Principal performers need to be able to work during hiatus and not be held captive by employers.

• SAG-AFTRA: These timelines we’ve proposed help series regulars by limiting the increasingly long breaks between seasons and giving them some certainty as to when they’ll start work again or will be released.

• AMPTP: Take these select few improvements that will only help a select few.

Principal performers need to be reimbursed for relocation expenses when they’re employed away from home.

• SAG-AFTRA: Drop the ruse that series regulars are becoming residents of a new state or country when they go on location and adequately pay them for all of their relocation costs.

• AMPTP: Here’s some stipends which don’t realistically reflect the cost of relocating to an out-of-state or out-of-country production.

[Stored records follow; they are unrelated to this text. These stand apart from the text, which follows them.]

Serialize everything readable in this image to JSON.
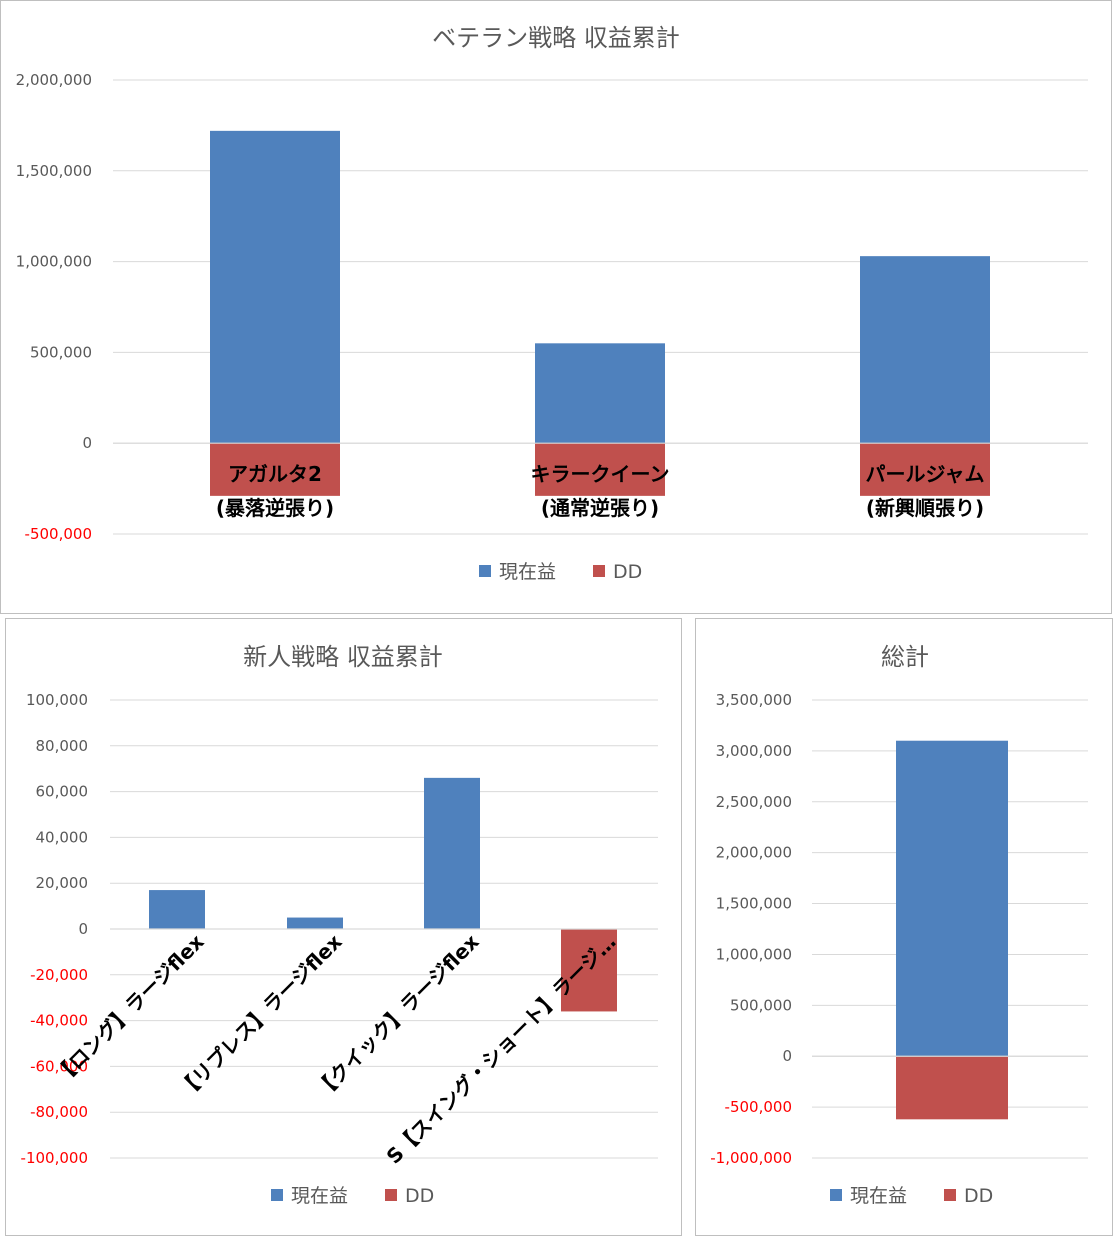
{
  "colors": {
    "profit": "#4F81BD",
    "dd": "#C0504D",
    "grid": "#d9d9d9",
    "axis_text": "#595959",
    "negative_text": "#FF0000",
    "border": "#bfbfbf"
  },
  "legend": {
    "profit": "現在益",
    "dd": "DD"
  },
  "chart_data": [
    {
      "type": "bar",
      "title": "ベテラン戦略 収益累計",
      "categories": [
        [
          "アガルタ2",
          "(暴落逆張り)"
        ],
        [
          "キラークイーン",
          "(通常逆張り)"
        ],
        [
          "パールジャム",
          "(新興順張り)"
        ]
      ],
      "series": [
        {
          "name": "現在益",
          "values": [
            1720000,
            550000,
            1030000
          ]
        },
        {
          "name": "DD",
          "values": [
            -290000,
            -290000,
            -290000
          ]
        }
      ],
      "ylim": [
        -500000,
        2000000
      ],
      "yticks": [
        "2,000,000",
        "1,500,000",
        "1,000,000",
        "500,000",
        "0",
        "-500,000"
      ],
      "grid": true,
      "legend_position": "bottom"
    },
    {
      "type": "bar",
      "title": "新人戦略 収益累計",
      "categories": [
        "【ロング】ラージflex",
        "【リプレス】ラージflex",
        "【クイック】ラージflex",
        "S【スイング・ショート】ラージ…"
      ],
      "series": [
        {
          "name": "現在益",
          "values": [
            17000,
            5000,
            66000,
            0
          ]
        },
        {
          "name": "DD",
          "values": [
            0,
            0,
            0,
            -36000
          ]
        }
      ],
      "ylim": [
        -100000,
        100000
      ],
      "yticks": [
        "100,000",
        "80,000",
        "60,000",
        "40,000",
        "20,000",
        "0",
        "-20,000",
        "-40,000",
        "-60,000",
        "-80,000",
        "-100,000"
      ],
      "grid": true,
      "legend_position": "bottom"
    },
    {
      "type": "bar",
      "title": "総計",
      "categories": [
        ""
      ],
      "series": [
        {
          "name": "現在益",
          "values": [
            3100000
          ]
        },
        {
          "name": "DD",
          "values": [
            -620000
          ]
        }
      ],
      "ylim": [
        -1000000,
        3500000
      ],
      "yticks": [
        "3,500,000",
        "3,000,000",
        "2,500,000",
        "2,000,000",
        "1,500,000",
        "1,000,000",
        "500,000",
        "0",
        "-500,000",
        "-1,000,000"
      ],
      "grid": true,
      "legend_position": "bottom"
    }
  ]
}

It is not clear how long this standoff will last, but according to and a source close to top-tier Producers (see article by Dominic Patten titled “Hollywood Studios’ WGA Strike Endgame Is To Let Writers Go Broke Before Resuming Talks In Fall”) the plan is to stall negotiations until at least late October, 2023, to drain the strikers financially, and therefore force them to get back to work with virtually none of their demands met.